Thanks and GAH - still no tempo fix. Grrr.


----------



## reddognoyz (Nov 13, 2014)

what is the tempo issue?


----------



## Guy Rowland (Nov 13, 2014)

reddognoyz @ Thu Nov 13 said:


> what is the tempo issue?



CPU goes nuts on very rapid tempo changes on some patches (eg Straight Ahead Brushes and Mallets) - tempo ramps can bring a whole project to its knees if you're unlucky enough to have one so-afflicted. NI agree its a bug, they're working on it but don't have a timescale for a fix yet.


----------



## reddognoyz (Nov 13, 2014)

oh yes, I know about that one. I use tempo changes constantly, and I recently realized that all of my Kontakt instances had chase host tempo on by default. I turned it off n all the instances where it wasn't being used and immediately saw a huge improvement passing over tempo changes. I have just a few tempo dependent patches, if I had more I might be tempted to put them all in one dedicated tempo locked instance of kontakt.


----------



## Guy Rowland (Nov 13, 2014)

reddognoyz @ Thu Nov 13 said:


> oh yes, I know about that one. I use tempo changes constantly, and I recently realized that all of my Kontakt instances had chase host tempo on by default. I turned it off n all the instances where it wasn't being used and immediately saw a huge improvement passing over tempo changes. I have just a few tempo dependent patches, if I had more I might be tempted to put them all in one dedicated tempo locked instance of kontakt.

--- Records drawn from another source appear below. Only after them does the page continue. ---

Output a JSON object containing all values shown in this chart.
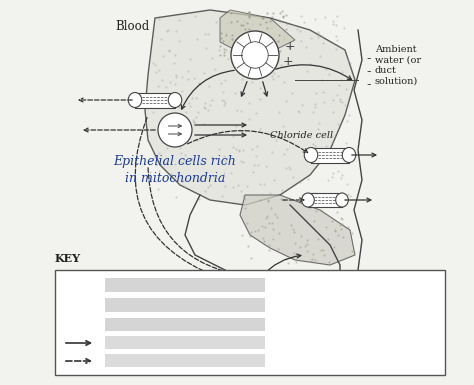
{
  "bg_color": "#f2f2ee",
  "text_color": "#222222",
  "diagram_color": "#444444",
  "arrow_color": "#333333",
  "epithelial_text_color": "#1a3a9a",
  "blood_label": "Blood",
  "ambient_label": "Ambient\nwater (or\nduct\nsolution)",
  "chloride_cell_label": "Chloride cell",
  "epithelial_label": "Epithelial cells rich\nin mitochondria",
  "key_label": "KEY",
  "plus_signs": [
    "+",
    "+"
  ],
  "minus_signs": [
    "-",
    "-",
    "-"
  ]
}
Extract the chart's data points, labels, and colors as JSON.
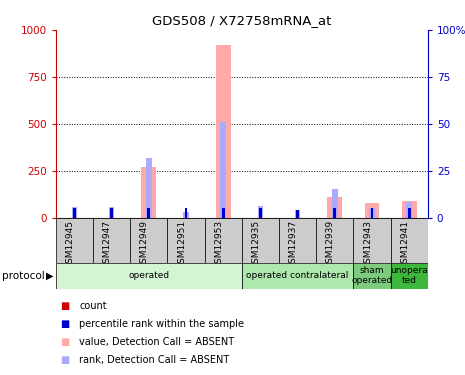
{
  "title": "GDS508 / X72758mRNA_at",
  "samples": [
    "GSM12945",
    "GSM12947",
    "GSM12949",
    "GSM12951",
    "GSM12953",
    "GSM12935",
    "GSM12937",
    "GSM12939",
    "GSM12943",
    "GSM12941"
  ],
  "values_absent": [
    0,
    0,
    270,
    0,
    920,
    0,
    0,
    110,
    80,
    90
  ],
  "rank_absent_pct": [
    5.5,
    5.5,
    32,
    3,
    51,
    6,
    4,
    15,
    5,
    8.5
  ],
  "count_values": [
    30,
    30,
    5,
    5,
    5,
    30,
    25,
    5,
    5,
    5
  ],
  "count_rank_pct": [
    5,
    5,
    5,
    5,
    5,
    5,
    4,
    5,
    5,
    5
  ],
  "ylim_left": [
    0,
    1000
  ],
  "ylim_right": [
    0,
    100
  ],
  "yticks_left": [
    0,
    250,
    500,
    750,
    1000
  ],
  "yticks_right": [
    0,
    25,
    50,
    75,
    100
  ],
  "protocols": [
    {
      "label": "operated",
      "start": 0,
      "end": 5,
      "color": "#d4f5d4"
    },
    {
      "label": "operated contralateral",
      "start": 5,
      "end": 8,
      "color": "#aee8ae"
    },
    {
      "label": "sham\noperated",
      "start": 8,
      "end": 9,
      "color": "#7dcc7d"
    },
    {
      "label": "unopera\nted",
      "start": 9,
      "end": 10,
      "color": "#3db83d"
    }
  ],
  "value_bar_width": 0.4,
  "rank_bar_width": 0.15,
  "count_bar_width": 0.08,
  "value_color_absent": "#ffaaaa",
  "rank_color_absent": "#aaaaff",
  "count_color": "#cc0000",
  "count_rank_color": "#0000cc",
  "sample_bg_color": "#cccccc",
  "left_axis_color": "#cc0000",
  "right_axis_color": "#0000cc",
  "legend_items": [
    {
      "color": "#cc0000",
      "label": "count"
    },
    {
      "color": "#0000cc",
      "label": "percentile rank within the sample"
    },
    {
      "color": "#ffaaaa",
      "label": "value, Detection Call = ABSENT"
    },
    {
      "color": "#aaaaff",
      "label": "rank, Detection Call = ABSENT"
    }
  ]
}
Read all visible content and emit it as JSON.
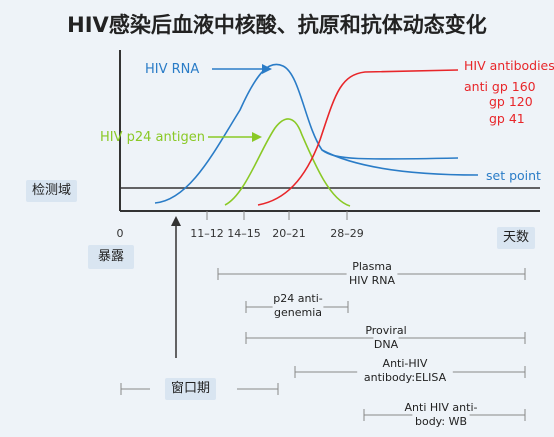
{
  "title": "HIV感染后血液中核酸、抗原和抗体动态变化",
  "labels": {
    "detection": "检测域",
    "exposure": "暴露",
    "days": "天数",
    "window": "窗口期"
  },
  "colors": {
    "rna": "#2a7cc7",
    "p24": "#8ac926",
    "antibody": "#e8262a",
    "axis": "#333333",
    "bar": "#888888"
  },
  "chart_data": {
    "type": "line",
    "xlabel": "天数",
    "ylabel": "",
    "x_ticks": [
      "0",
      "11–12",
      "14–15",
      "20–21",
      "28–29"
    ],
    "series": [
      {
        "name": "HIV RNA",
        "color": "#2a7cc7",
        "description_points": [
          [
            0,
            0
          ],
          [
            11,
            0.35
          ],
          [
            15,
            0.8
          ],
          [
            20,
            1.0
          ],
          [
            24,
            0.7
          ],
          [
            28,
            0.42
          ],
          [
            36,
            0.4
          ],
          [
            50,
            0.35
          ]
        ]
      },
      {
        "name": "HIV p24 antigen",
        "color": "#8ac926",
        "description_points": [
          [
            13,
            0.05
          ],
          [
            17,
            0.5
          ],
          [
            21,
            0.72
          ],
          [
            24,
            0.45
          ],
          [
            29,
            0.06
          ]
        ]
      },
      {
        "name": "HIV antibodies",
        "color": "#e8262a",
        "description_points": [
          [
            17,
            0
          ],
          [
            24,
            0.3
          ],
          [
            28,
            0.7
          ],
          [
            31,
            0.9
          ],
          [
            35,
            0.9
          ],
          [
            50,
            0.9
          ]
        ]
      }
    ],
    "antibody_labels": [
      "anti gp 160",
      "gp 120",
      "gp 41"
    ],
    "set_point_label": "set point",
    "threshold_label": "检测域"
  },
  "timeline": [
    {
      "label": "Plasma\nHIV RNA"
    },
    {
      "label": "p24 anti-\ngenemia"
    },
    {
      "label": "Proviral\nDNA"
    },
    {
      "label": "Anti-HIV\nantibody:ELISA"
    },
    {
      "label": "Anti HIV anti-\nbody: WB"
    }
  ]
}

That might help a little (maybe?), but the Straight Ahead patch is so bad it renders Cubase useless even on a blank project with one instance of Kontakt. 

I'd have thought putting a brake on the incoming data stream so it (say) only samples the data 10 times a second - not a thousand or whatever - should do the trick, but since NI are onto it I'll leave my ill-informed ideas to myself. NI did say that they have no recommendation for a workround. Honest of them, I guess.


----------



## Pietro (Nov 13, 2014)

This update is just pure magic.

Magic, as in "it didn't install, but it uninstalled itself instead, without asking" :D.

- Piotr


----------



## gpax (Nov 13, 2014)

- fixed a crash quickly opening and closing the GUI which occurred 
with various DAWs...

Glory hallelujah, can I get a shout-out? Amen.

What an ordeal it has been waiting for this: I’m now pushing things to try to reproduce the crash I’ve seen hundreds, if not thousands of times. So far, all seems to be fixed, and stable, after a long year of modifying my workflow around this. 

The frustration of hearing only a few users report the same, as well as having NI basically tell me they could not validate this at one point last year, has been frustrating. But I’ll stop there and simply take the fixes gratefully. I was not crazy, after all. 

For me, it underscores a larger discussion about how beholden we are to one piece of software for so much, and yet how we are at the mercy of an elusive process for feedback and eventual fixes (for both developers and end-users, as well). Nevertheless, issues are being resolved with this release, and, as is the nature of software development, validation of known issues sometimes comes in the form of the actual fix. 

Hopefully others are as relieved as I am right now. 

gpax


----------